Anders sieht es im städtischen Bereich aus. «Da können Benziner oder Elektroautos punkten», sagt Heini. «Unsere Aufgabe ist es, für den Kunden das Auto zu finden, das am besten zu ihm passt.» Doch seit dem Auffliegen des Skandals hat der Diesel bei Käufern einen schweren Stand. «Gewisse Leute verzichten auf einen Diesel, weil sie nicht mit diesem gesehen werden möchten», sagt Heini.

Elektroautos nehmen weiter Fahrt auf

Die Statistik des Kantons zeichnet das ganze Bild. 2018 wurden zwischen Bodensee und Hörnli 8069 Personenwagen neu eingelöst. Das sind leicht weniger als im Vorjahr. Die häufigste Treibstoffart ist nach wie vor Benzin: 61,5 Prozent der Strassenneulinge 2018 werden damit angetrieben. Insgesamt stieg der Bestand an Motorfahrzeugen mit «TG»-Kontrollschild auf 238535 an. Wie die Dienststelle für Statistik notiert, nimmt die Anzahl Autos stärker zu als die Bevölkerung. Damit ist die Thurgauer Bevölkerung so gut motorisiert wie nie zuvor: Im Jahr 2018 gab es im Kanton Thurgau 63 Personenwagen pro 100 Einwohner; 2010 waren es 58, 1990 lediglich 44.

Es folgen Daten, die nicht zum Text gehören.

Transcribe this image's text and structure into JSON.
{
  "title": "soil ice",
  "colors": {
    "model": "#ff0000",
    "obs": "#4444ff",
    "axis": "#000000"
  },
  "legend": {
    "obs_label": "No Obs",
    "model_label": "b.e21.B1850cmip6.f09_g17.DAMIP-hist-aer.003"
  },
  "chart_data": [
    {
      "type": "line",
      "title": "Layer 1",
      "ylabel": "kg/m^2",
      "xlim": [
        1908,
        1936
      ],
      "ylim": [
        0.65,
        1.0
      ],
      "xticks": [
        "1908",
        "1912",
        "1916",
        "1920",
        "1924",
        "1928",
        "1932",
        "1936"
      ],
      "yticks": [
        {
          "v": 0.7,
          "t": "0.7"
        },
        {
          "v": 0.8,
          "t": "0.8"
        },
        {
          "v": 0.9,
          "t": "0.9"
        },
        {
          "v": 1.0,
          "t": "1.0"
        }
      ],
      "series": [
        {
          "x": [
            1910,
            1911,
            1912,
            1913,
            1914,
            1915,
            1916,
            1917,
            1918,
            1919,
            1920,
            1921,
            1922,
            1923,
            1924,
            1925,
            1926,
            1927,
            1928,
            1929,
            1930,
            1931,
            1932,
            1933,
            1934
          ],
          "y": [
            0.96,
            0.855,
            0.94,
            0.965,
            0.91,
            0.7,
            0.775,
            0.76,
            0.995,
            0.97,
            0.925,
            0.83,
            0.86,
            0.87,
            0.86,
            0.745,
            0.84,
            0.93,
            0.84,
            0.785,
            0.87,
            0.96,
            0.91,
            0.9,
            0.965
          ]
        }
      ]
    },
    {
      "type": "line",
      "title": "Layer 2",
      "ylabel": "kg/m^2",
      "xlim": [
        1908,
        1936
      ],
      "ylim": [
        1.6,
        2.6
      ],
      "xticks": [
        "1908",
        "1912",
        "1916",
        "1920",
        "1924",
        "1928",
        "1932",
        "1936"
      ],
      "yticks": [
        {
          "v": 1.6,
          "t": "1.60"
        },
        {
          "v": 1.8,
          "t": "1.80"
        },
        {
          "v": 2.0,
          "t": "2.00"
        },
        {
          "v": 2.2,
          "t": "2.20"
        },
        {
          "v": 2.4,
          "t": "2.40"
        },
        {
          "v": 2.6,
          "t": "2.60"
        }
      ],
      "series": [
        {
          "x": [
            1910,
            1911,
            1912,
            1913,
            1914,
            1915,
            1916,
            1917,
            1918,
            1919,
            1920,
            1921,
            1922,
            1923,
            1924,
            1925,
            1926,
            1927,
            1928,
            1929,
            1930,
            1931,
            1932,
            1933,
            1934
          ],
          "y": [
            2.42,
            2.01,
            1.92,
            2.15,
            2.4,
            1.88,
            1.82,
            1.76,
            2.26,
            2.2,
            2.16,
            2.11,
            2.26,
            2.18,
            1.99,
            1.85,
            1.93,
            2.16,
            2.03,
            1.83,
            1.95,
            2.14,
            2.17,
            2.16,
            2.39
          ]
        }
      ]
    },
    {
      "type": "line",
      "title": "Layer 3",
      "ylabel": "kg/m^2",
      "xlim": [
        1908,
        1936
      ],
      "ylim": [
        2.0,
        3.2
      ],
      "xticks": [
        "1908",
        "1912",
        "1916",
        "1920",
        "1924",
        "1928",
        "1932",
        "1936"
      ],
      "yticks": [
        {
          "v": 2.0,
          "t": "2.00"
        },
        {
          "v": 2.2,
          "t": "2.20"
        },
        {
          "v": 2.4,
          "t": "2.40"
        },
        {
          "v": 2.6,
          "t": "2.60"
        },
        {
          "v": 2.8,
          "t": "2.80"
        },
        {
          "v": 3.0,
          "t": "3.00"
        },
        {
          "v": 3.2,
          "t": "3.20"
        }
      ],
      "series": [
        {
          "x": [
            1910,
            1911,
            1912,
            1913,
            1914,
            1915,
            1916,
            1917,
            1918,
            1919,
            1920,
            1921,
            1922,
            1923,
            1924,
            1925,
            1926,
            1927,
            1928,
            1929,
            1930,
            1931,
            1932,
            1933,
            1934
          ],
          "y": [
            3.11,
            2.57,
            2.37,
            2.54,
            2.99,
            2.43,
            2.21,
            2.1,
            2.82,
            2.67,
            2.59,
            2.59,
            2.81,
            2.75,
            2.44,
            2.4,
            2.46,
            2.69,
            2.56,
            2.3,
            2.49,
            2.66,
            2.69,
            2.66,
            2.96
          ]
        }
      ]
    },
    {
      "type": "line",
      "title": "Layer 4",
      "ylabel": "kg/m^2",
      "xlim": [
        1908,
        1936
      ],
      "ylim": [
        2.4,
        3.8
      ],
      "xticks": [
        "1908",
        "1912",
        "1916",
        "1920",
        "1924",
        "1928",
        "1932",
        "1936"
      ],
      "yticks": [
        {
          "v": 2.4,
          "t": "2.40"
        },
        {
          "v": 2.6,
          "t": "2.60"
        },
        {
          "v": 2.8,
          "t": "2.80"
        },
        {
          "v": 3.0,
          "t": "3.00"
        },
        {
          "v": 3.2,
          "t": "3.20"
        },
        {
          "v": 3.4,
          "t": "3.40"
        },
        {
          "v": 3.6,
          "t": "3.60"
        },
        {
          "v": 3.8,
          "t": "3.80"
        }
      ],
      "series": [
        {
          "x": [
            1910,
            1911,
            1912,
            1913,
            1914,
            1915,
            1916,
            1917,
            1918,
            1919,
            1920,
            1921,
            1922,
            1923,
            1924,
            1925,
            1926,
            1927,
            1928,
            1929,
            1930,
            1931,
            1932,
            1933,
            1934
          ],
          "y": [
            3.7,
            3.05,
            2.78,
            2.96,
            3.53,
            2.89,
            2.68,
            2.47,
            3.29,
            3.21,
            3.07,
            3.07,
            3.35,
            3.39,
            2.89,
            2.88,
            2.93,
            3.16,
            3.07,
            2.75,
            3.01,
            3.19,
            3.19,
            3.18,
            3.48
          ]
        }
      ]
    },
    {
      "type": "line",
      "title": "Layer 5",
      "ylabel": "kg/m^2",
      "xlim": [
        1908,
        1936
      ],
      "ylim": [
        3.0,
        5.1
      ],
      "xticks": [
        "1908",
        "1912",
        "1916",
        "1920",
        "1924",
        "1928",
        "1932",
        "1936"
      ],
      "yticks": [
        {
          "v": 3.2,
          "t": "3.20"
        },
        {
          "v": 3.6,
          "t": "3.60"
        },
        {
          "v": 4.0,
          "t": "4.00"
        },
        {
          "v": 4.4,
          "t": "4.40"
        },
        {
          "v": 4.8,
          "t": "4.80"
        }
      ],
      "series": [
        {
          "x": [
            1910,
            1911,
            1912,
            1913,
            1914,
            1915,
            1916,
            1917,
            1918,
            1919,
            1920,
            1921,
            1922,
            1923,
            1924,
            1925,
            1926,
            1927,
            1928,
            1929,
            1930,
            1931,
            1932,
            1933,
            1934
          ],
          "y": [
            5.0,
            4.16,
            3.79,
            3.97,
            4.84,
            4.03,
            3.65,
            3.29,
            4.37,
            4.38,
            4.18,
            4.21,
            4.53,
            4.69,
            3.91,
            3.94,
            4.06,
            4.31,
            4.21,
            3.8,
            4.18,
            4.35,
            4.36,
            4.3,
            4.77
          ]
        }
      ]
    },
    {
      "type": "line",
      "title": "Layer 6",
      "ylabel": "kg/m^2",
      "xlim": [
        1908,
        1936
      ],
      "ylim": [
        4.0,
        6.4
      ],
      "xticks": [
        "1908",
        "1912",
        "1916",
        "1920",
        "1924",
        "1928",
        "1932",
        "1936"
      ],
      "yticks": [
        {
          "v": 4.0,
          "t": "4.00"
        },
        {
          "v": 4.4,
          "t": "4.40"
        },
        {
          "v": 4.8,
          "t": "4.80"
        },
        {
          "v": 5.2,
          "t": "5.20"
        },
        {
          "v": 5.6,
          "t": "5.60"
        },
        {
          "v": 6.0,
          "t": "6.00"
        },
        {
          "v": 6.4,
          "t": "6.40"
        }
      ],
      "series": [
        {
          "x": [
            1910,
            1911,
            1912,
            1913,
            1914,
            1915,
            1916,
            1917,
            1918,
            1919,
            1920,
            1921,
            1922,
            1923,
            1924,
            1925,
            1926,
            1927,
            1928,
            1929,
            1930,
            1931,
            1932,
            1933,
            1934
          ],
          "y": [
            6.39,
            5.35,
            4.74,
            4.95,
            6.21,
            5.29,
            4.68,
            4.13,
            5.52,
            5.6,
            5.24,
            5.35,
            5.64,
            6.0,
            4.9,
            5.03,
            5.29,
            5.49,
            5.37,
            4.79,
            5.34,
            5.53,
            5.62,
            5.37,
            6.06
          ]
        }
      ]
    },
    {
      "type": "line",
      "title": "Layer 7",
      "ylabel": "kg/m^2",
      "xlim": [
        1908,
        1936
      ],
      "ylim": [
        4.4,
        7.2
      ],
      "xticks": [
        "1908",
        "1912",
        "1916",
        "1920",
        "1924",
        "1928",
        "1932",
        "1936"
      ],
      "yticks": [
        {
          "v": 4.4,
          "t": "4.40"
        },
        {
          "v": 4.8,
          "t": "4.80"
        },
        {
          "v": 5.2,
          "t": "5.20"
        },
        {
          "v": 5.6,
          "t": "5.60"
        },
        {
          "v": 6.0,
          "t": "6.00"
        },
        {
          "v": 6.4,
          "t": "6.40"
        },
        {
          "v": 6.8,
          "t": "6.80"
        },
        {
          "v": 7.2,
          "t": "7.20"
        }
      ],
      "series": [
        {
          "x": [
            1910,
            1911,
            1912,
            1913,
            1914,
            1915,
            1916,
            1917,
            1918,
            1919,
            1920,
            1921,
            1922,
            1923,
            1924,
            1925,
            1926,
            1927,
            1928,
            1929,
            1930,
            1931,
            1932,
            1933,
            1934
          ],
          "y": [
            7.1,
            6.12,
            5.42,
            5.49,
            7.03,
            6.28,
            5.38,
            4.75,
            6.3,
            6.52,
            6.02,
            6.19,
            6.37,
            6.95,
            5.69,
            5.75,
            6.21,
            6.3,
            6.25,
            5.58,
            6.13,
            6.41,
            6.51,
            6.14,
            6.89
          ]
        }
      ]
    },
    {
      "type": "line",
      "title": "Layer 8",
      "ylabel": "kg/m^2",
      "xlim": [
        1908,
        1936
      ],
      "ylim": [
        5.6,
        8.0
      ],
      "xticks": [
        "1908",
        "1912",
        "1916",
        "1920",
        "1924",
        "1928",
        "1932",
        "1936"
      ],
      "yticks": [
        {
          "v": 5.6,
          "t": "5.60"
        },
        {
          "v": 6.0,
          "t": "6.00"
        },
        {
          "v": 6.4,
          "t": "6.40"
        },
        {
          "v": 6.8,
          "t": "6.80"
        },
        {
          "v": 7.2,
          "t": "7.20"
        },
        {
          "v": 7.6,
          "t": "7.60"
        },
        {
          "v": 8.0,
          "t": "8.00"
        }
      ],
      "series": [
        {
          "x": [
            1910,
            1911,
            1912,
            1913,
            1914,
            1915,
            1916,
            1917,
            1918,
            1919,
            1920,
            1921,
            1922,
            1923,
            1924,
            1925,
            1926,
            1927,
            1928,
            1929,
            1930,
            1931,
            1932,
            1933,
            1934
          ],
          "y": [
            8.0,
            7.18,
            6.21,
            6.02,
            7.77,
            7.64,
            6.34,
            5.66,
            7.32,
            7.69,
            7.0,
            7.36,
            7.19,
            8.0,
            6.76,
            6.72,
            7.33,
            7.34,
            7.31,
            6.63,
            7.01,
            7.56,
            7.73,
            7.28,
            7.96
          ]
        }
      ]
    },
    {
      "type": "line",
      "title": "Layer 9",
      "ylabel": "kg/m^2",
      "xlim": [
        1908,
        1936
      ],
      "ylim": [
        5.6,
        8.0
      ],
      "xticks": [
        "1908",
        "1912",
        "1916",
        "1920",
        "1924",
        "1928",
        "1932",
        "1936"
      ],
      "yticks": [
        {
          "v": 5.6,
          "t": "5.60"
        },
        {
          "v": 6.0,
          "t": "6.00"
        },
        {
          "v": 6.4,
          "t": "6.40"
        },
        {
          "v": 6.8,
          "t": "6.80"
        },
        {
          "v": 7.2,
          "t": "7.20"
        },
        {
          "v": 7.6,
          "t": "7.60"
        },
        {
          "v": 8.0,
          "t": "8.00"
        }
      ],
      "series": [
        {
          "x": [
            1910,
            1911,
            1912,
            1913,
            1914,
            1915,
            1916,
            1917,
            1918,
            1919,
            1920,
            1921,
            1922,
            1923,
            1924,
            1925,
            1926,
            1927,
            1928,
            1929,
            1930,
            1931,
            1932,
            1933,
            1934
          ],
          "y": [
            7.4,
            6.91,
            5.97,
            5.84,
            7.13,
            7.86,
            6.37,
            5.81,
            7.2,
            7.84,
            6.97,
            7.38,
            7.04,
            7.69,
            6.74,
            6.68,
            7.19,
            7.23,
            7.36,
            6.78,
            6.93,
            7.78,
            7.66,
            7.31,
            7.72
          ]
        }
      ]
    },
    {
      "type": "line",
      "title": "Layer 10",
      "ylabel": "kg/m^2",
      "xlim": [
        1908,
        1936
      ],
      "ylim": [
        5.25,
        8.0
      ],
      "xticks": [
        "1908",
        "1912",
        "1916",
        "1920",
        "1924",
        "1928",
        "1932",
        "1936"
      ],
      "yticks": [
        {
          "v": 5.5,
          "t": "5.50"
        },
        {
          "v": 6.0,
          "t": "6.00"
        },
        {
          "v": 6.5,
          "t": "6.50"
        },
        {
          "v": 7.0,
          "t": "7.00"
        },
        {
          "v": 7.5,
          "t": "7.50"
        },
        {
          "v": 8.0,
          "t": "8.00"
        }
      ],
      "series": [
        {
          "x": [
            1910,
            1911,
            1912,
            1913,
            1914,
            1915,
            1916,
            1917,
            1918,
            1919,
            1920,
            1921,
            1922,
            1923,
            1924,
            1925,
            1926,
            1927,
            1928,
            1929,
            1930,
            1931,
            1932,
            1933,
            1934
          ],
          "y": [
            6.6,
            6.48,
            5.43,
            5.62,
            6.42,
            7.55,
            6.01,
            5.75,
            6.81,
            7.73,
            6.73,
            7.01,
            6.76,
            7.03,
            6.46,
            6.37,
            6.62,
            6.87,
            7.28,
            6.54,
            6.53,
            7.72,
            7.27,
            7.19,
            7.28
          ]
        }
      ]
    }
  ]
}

Weiter auf dem Vormarsch, so schreiben es die Kantonsstatistiker, sind Elektro- und Hybridautos. Ein Hybridauto vereint einen Verbrennungs- und einem Elektromotor unter einem Autodach. 2018 machten die elektrisch angetriebenen Personenwagen bereits 7 Prozent der neu eingelösten Fahrzeuge aus, 2015 waren es erst 3 Prozent. Im gesamten Fahrzeugbestand bilden sie immer noch die Minderheit. 3225: So viele Autos werden im Thurgau gesamthaft elektrisch unterstützt angetrieben; rein elektrisch sind es 683.

Dass die Elektrofahrzeuge nicht so richtig vom Fleck kommen, ortet Richard Heini beim Preis.

«Die E-Autos sind im Vergleich zu Verbrennungsmotoren massiv teurer.»

Obwohl direkte Vergleiche schwierig sind: Teilweise koste ein Elektroauto, das die gleichen Anforderungen erfüllt, doppelt so viel.

Kanton Thurgau hat Umstiegsprämie lanciert

Den Preisunterschied will der Kanton minimieren. Denn: Er hat sich die Förderung der Elektromobilität auf die Fahne geschrieben. In einem Bericht der grossrätlichen Kommission hält diese fest: «Die Eintrittsschwelle in der Elektromobilität liegt bei den Anschaffungs- nicht bei den Betriebskosten.» Seit Anfang Jahr fördert er den Umstieg auf reine Elektroautos finanziell mit 4000 Franken pro Auto. Eine Bedingung: Der Fahrzeughalter muss für sein Haus oder seine Wohnung 100 Prozent erneuerbaren Strom beziehen.

Wie diese Fördermassnahme angelaufen ist, darüber gibt die Abteilung für Energie keine Auskunft. Nur so viel verrät Patrick Rinaldi:

«Es sind Gesuche eingegangen.»

Gefördert wird die Elektromobilität – wenn man so will – schon länger: So müssen Halter emissionsarme Fahrzeuge seit 2011 für die ersten fünf Jahre weniger Motorfahrzeugsteuern bezahlen. Wer ein Auto der höchsten Effizienzkategorie vorweisen kann, bezahlt 48 statt 96 Franken pro Jahr. Profitieren können auch Fahrer anderer Antriebsarten, sofern die Fahrzeuge die Vorgaben erfüllen. Das System belohnt nicht nur, sondern bestraft auch: Halter mit Autos der Energieeffizienzklasse F und G bezahlen die doppelte Steuer.

Die Befragten rechnen damit, dass Elektroautos vermehrt auf den Strassen unterwegs sein werden. «Ich gehe davon aus, dass die Elektromobilität weiter zunehmen wird», sagt Anderwert. Eine explosionsartige Umwälzung sieht Richard Heini nicht kommen. «Was jetzt auf die Strasse kommt, fährt die nächsten zehn Jahre.» Und das seien vor allem Verbrennungsmotoren.